The Empress Dowager sent for a litter to take Shabara to the imperial apartments and commanded a physician into attendance at once. That evening the young princess was given a sedative and sent to sleep in a room near the Empress Dowager's own, well apart from the suite assigned to Ta and Shabara after their arrival at the Summer Palace three years before.
Li Lien Ying received a summons earlier than usual that same night.
"Ho, old man," said the Empress Dowager as he massaged her in her chair, "there is an end to waiting after all. The Mongol princess is pregnant at last! Now there are things that must be done."
His fingers worked busily as he concentrated on every nuance of her words.
"I shall have to find a foreign mission for Prince Ta in the next few days," she continued. "I want him out of the country while his wife's belly swells. I have a special use for this oncoming child, particularly if it is male. And, of course, there is the matter of Jung Pao and his visits to the Kang mansion. This is a piece of news which must not reach Princess Jasmine. Not yet."

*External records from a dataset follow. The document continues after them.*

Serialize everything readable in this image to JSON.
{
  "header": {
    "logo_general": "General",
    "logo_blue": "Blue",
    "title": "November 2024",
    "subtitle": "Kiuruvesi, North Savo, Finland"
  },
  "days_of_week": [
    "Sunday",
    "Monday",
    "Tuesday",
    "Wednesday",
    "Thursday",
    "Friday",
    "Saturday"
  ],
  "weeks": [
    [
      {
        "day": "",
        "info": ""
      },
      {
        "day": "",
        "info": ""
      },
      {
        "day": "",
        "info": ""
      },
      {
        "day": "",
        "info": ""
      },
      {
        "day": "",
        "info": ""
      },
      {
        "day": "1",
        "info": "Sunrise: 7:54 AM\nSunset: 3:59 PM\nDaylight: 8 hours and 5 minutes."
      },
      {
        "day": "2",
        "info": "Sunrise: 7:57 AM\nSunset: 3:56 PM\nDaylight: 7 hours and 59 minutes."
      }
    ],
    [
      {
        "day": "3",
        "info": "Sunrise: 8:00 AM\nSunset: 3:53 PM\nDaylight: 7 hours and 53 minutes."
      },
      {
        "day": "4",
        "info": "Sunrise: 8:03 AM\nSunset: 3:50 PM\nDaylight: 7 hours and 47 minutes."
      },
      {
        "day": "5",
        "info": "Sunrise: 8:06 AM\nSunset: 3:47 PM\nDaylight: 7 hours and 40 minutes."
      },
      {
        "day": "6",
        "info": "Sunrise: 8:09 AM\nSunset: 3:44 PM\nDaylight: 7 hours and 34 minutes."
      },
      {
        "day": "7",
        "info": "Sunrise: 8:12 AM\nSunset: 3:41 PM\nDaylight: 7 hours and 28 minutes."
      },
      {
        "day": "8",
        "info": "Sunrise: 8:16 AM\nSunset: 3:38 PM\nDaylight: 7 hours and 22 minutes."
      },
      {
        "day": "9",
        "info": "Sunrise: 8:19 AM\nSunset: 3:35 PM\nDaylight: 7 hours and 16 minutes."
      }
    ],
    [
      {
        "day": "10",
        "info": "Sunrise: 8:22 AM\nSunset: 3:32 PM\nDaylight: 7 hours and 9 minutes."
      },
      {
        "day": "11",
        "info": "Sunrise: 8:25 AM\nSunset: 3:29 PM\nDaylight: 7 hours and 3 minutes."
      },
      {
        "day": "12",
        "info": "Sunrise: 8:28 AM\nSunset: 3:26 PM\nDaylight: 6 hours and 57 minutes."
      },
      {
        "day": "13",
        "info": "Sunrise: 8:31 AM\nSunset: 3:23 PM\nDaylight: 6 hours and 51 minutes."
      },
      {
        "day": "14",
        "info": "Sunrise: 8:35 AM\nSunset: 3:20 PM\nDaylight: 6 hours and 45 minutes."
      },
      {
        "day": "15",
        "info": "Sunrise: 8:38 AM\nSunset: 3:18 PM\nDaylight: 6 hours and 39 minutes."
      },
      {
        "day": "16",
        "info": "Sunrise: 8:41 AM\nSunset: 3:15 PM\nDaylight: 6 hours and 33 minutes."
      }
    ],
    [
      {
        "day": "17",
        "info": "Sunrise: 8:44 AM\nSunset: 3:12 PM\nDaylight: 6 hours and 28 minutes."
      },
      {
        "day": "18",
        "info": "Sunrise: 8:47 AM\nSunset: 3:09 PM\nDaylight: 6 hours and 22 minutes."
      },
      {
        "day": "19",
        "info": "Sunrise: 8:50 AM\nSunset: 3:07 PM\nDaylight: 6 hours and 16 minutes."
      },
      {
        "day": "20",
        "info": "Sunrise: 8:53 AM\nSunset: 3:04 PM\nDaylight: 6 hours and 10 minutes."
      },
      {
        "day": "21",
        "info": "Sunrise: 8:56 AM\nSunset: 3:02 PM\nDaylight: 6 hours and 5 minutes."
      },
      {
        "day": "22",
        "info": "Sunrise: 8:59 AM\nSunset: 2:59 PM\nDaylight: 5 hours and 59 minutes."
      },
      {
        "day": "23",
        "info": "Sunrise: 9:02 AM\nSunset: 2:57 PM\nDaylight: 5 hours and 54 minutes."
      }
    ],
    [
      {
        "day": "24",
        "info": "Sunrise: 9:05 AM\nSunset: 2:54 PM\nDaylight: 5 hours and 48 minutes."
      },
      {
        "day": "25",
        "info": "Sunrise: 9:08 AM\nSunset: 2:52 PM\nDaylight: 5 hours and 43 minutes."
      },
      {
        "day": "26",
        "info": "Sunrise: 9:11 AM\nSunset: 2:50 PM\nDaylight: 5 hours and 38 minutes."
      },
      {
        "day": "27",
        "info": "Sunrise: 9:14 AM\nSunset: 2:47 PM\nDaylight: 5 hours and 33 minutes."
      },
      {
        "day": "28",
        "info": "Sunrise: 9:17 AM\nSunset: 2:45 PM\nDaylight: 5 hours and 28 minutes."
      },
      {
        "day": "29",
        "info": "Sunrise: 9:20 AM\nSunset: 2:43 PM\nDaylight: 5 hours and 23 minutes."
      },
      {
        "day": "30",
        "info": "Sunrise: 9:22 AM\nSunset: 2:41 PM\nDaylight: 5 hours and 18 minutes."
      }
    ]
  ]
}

She lapsed into silence while the eunuch prodded her flesh.
"I suppose I could send Pao away as an aide to Ta," she said then, "but he has been such a naughty boy at these meetings you tell me he attends with other young revolutionaries. He is dangerous and disobedient, not to mention his desire to mix good Manchu blood with that of the Chinese slave, Fragrance! All this in a Banner-Family boy who has been allowed the glory of my personal patronage! Oh, his duplicity is horrible! If only I knew someone clever so that I, as a woman, would not have to mete out punishment to such a low person!"
Li Lien Ying gave her a jab in the ribs which made her shriek. He had understood her perfectly and wished to remind her that he was not, after all, a stupid man.